ENTRE LE MARTEAU ET L’ENCLUME

Appels au rétablissement d’un Etat-providence

L’Etat se doit d’améliorer les services de base comme la santé et l’éducation, car l’élément humain demeure la clé du développement de tout Etat.

La quasi-démission de l’Etat de la gestion de services sociaux comme l’éducation et la santé a créé un terreau fertile au développement non maîtrisé d’un secteur privé qui fait la pluie et le beau temps dans des services de base, censés être gratuits pour les Marocains. Si le secteur privé est essentiel dans un pays en voie de développement comme le nôtre, il doit être efficacement contrôlé. Outre l’absence de cette main invisible de l’Etat, la mauvaise gouvernance, les détournements de deniers publics et la corruption promeuvent l’émergence de lobbys privés peu enclins à proposer une offre de biens publics performants et surtout prenant en compte le pouvoir d’achat des Marocains. Il aura fallu attendre la pandémie du Covid- 19 pour nous rappeler la faillite structurelle de l’Etat dans sa gestion des services sociaux. Une mauvaise gouvernance qui ne date pas d’aujourd’hui et qui a la peau dure. Les Marocains ont eu le malheur d’y faire face cette année, que ce soit dans des secteurs vitaux comme l’enseignement et l’éducation ou encore la santé. La résilience d’un Etat fort dépend étroitement de la qualité de ses services sociaux et donc du bien-être de sa population. Sur ce point, le Maroc n’est pas si résilient qu’on pourrait le croire.

La poule aux oeufs d’or
La dernière sortie du gouverneur de la banque centrale, Abdellatif Jouahri, est édifiante. Face à un parterre de parlementaires, le wali de Bank Al-Maghrib nous a rappelé nos quatre vérités. Selon lui, l’Etat se doit d’améliorer les services de base comme la santé et l’éducation et l’élément humain demeure la clé du développement de tout Etat. Or, chez nous, l’éducation de ce capital humain a été quasiment sous-traitée au secteur privé. Un secteur privé qui, rappelons-le, a fait l’objet d’innombrables critiques lors de cette crise sanitaire. Les plaintes déposées auprès des associations de protection de consommateur pullulent et les vidéos de protestation sur les réseaux sociaux ont orné notre quotidien ces derniers mois.

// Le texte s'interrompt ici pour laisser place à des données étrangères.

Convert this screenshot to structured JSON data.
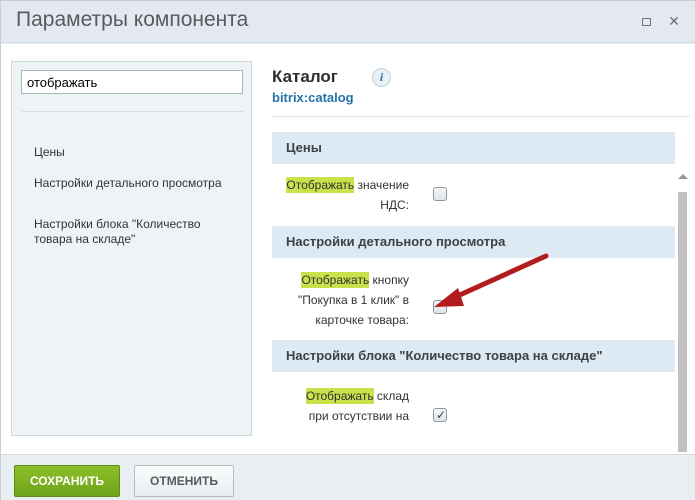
{
  "dialog": {
    "title": "Параметры компонента"
  },
  "left": {
    "search_value": "отображать",
    "nav": [
      "Цены",
      "Настройки детального просмотра",
      "Настройки блока \"Количество товара на складе\""
    ]
  },
  "component": {
    "title": "Каталог",
    "code": "bitrix:catalog",
    "info_glyph": "i"
  },
  "sections": [
    {
      "title": "Цены"
    },
    {
      "title": "Настройки детального просмотра"
    },
    {
      "title": "Настройки блока \"Количество товара на складе\""
    }
  ],
  "options": [
    {
      "highlight": "Отображать",
      "line1_rest": " значение",
      "line2": "НДС:",
      "line3": "",
      "checked": false
    },
    {
      "highlight": "Отображать",
      "line1_rest": " кнопку",
      "line2": "\"Покупка в 1 клик\" в",
      "line3": "карточке товара:",
      "checked": false
    },
    {
      "highlight": "Отображать",
      "line1_rest": " склад",
      "line2": "при отсутствии на",
      "line3": "",
      "checked": true
    }
  ],
  "footer": {
    "save_label": "СОХРАНИТЬ",
    "cancel_label": "ОТМЕНИТЬ"
  },
  "colors": {
    "accent_green": "#7ab51f",
    "highlight": "#c7e24a",
    "arrow_red": "#b31c1c",
    "link_blue": "#2473a8"
  },
  "icons": [
    "info-icon",
    "maximize-icon",
    "close-icon",
    "checkmark-icon",
    "arrow-annotation"
  ]
}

Rappelons-nous que les écoles privées ont été les premières à demander des aides auprès de l’Etat, ceci alors que la grande majorité de ces écoles n’ont pas fermé et se font payer, généralement, par trimestre ou semestre. «C’est insultant pour les Marocains. L’Etat doit assumer ses responsabilités. Comment se fait-il que des entreprises privées qui n’ont pas été impactées par la crise demandent des aides, alors qu’elles bénéficient d’importants avantages fiscaux? Pourquoi l’Etat délaisse-t-il l’enseignement public au détriment d’un secteur privé qui ne s’intéresse qu’à l’enrichissement? », s’insurge Abdelghani Erraki, secrétaire général du Syndicat national de l’enseignement, affilié à la Confédération démocratique du travail (CDT).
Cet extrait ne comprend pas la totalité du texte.